在线英语听力室 (2012-12-07)  字体: [ ]  

Researchers at the University of Iowa have documented an activity by infants that begins nearly from birth: They learn by taking inventory of the things they see. In a new paper, the psychologists contend that infants create knowledge by looking at and learning about their surroundings. The activities should be viewed as intertwined(缠绕的), rather than considered separately, to fully appreciate how infants gain knowledge and how that knowledge is seared into memory.
 
"The link between looking and learning is much more intricate than what people have assumed," says John Spencer, a psychology professor at the UI and a co-author on the paper published in the journal Cognitive Science.
 
The researchers created a mathematical model that mimics, in real time and through months of child development, how infants use looking to understand their environment. Such a model is important because it validates the importance of looking to learning and to forming memories. It also can be adapted by child development specialists to help special-needs children and infants born prematurely to combine looking and learning more effectively.
 
"The model can look, like infants, at a world that includes dynamic, stimulating events that influence where it looks. We contend (the model) provides a critical link to studying how social partners influence how infants distribute their looks, learn, and develop," the authors write.
 
The model examines the looking-learning behavior of infants as young as 6 weeks through one year of age, through 4,800 simulations at various points in development involving multiple stimuli and tasks.

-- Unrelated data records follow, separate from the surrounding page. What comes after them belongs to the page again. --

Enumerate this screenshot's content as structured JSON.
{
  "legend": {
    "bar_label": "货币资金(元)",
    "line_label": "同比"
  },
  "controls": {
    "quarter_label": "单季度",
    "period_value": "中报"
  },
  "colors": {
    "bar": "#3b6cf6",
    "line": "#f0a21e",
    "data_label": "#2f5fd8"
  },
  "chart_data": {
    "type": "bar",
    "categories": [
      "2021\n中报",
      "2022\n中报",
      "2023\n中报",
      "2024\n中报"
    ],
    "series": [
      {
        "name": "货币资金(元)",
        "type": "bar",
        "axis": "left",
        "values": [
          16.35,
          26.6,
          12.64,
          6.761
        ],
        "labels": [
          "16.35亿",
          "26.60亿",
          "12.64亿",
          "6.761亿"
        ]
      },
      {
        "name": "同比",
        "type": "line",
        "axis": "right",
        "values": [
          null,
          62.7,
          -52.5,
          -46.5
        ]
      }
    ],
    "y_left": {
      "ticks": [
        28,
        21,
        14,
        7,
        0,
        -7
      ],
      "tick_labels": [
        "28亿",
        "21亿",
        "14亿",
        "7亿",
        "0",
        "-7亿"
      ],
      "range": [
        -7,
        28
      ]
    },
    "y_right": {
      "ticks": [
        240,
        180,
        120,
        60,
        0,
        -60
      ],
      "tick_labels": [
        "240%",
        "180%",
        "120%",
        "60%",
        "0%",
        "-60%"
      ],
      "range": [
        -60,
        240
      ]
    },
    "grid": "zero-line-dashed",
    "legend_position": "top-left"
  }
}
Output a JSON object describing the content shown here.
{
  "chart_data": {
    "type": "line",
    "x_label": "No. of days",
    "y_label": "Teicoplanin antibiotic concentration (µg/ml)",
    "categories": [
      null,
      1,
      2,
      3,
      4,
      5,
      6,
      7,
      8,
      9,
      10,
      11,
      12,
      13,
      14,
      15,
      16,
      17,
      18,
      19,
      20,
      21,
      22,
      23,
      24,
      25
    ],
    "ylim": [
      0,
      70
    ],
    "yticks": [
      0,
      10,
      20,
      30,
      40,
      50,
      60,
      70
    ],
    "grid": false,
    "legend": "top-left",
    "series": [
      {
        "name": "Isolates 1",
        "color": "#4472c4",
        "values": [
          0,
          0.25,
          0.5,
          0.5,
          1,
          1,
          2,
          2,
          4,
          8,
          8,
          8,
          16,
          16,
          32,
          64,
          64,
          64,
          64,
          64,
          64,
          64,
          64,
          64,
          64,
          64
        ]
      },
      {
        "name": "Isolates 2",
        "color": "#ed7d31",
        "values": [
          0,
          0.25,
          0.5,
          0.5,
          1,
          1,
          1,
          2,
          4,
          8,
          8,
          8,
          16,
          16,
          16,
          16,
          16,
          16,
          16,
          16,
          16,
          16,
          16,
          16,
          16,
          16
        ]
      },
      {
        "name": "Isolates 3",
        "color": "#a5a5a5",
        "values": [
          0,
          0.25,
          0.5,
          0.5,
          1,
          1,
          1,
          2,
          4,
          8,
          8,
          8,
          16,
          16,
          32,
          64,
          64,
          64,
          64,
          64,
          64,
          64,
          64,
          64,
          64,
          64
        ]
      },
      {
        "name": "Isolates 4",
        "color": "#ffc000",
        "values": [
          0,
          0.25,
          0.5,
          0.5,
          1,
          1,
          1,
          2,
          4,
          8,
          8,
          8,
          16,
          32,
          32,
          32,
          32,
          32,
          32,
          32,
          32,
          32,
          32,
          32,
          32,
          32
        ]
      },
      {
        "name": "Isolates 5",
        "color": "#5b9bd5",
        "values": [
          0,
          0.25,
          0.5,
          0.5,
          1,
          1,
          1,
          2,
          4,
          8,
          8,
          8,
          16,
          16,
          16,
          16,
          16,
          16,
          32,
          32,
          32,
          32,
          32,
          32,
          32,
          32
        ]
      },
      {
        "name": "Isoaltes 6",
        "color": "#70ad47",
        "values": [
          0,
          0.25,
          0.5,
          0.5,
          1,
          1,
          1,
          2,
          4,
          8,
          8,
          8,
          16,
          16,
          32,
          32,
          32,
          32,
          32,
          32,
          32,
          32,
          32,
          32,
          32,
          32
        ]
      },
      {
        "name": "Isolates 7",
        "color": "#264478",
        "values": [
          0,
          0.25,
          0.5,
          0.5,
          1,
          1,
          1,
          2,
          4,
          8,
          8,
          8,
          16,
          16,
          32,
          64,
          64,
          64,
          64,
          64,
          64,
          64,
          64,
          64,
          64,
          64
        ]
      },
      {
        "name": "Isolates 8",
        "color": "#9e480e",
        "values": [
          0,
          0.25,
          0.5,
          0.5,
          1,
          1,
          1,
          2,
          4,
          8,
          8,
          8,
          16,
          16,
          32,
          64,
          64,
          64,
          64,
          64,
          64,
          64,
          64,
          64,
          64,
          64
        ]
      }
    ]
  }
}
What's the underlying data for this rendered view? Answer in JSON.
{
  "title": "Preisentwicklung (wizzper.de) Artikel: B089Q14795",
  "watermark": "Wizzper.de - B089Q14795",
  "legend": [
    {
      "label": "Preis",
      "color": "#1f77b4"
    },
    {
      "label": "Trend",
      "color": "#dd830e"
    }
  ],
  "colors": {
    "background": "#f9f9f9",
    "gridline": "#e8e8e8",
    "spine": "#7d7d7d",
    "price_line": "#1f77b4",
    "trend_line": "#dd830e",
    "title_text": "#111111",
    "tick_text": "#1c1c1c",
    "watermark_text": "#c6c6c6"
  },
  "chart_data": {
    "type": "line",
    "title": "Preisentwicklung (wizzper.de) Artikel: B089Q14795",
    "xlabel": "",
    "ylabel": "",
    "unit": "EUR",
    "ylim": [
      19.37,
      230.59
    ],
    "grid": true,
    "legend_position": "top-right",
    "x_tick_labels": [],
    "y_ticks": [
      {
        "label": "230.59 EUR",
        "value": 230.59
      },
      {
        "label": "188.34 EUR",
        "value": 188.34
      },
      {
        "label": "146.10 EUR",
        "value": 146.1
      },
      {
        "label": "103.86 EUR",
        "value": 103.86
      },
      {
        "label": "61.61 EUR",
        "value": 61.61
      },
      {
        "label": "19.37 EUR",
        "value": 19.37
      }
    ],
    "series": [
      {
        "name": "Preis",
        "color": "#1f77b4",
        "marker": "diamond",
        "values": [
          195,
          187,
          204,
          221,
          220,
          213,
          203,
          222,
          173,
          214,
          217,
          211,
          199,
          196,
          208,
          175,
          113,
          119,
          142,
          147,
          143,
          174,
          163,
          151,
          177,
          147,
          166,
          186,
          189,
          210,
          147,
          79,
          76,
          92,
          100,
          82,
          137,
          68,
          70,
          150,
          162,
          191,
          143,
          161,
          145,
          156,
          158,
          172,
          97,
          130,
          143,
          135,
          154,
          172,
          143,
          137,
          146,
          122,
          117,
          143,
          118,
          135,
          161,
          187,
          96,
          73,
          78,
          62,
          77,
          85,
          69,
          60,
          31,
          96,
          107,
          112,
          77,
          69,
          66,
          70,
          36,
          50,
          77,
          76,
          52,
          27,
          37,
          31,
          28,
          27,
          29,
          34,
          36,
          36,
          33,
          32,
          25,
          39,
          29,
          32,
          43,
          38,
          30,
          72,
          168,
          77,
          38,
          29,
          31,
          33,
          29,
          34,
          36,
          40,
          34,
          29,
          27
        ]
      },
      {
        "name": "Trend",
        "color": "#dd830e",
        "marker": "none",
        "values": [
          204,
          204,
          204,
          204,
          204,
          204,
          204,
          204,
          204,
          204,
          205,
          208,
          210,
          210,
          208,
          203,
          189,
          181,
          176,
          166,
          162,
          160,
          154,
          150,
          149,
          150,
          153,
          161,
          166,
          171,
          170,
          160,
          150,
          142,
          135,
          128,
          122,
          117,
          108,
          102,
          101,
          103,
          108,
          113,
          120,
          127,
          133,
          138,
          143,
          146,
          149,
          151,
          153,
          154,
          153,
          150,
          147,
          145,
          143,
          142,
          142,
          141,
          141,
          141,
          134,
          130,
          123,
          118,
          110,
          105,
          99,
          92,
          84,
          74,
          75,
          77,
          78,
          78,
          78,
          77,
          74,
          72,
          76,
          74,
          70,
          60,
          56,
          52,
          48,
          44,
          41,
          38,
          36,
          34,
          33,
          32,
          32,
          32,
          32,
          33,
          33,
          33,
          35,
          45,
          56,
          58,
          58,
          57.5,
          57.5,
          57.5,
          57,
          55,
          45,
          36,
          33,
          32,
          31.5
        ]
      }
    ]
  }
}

As would be expected, most infants introduced to new objects tend to look at them to gather information about them; once they do, they are "biased" to look away from them in search of something new. In other words, an infant will linger on something that's being shown to it for the first time as it learns about it, and that the "total looking time" will decrease as the infant becomes more familiar with it.
 
But the researchers found that infants who don't spend a sufficient amount of time studying a new object -- in effect, failing to learn about it and to catalog that knowledge into memory -- don't catch on as well, which can affect their learning later on.
 
"Infants need to dwell on things for a while to learn about them," says Sammy Perone, a post-doctoral researcher in psychology at the UI and corresponding author on the paper.
 
To examine why infants need to dwell on objects to learn about them, the researchers created two different models. One model learned in a "responsive" world: Every time the model looked away from a new object, the object was jiggled to get the model to look at it again. The other model learned in a "nonresponsive" world: when this model looked at a new object, objects elsewhere were jiggled to distract it. The results showed that the responsive models"learned about new objects more robustly, more quickly, and are better learners in the end," says Perone, who earned his doctorate at the UI in 2010. The model captures infant looking and learning as young as 6 weeks. Even at that age, the UI researchers were able to document that infants can familiarize themselves with new objects, and store them into memory well enough that when shown them again, they quickly recognized them.
 
"To our knowledge, these are the first quantitative simulations of looking data from infants this young," the authors write.
 
The results underscore the notion that looking is a critical entry point into the cognitive processes in the brain that begin in children nearly from birth. And, "if that's the case, we can manipulate and change what the brain is doing" to aid infants born prematurely or who have special needs, Perone adds.
 
"The promise of a model that implements looking as an active behavior is that it might explain and predict how specific manipulations of looking over time will impact subsequent learning," the researchers write.
 
The research was funded by the National Institutes of Health, grant number 5R01MH62480.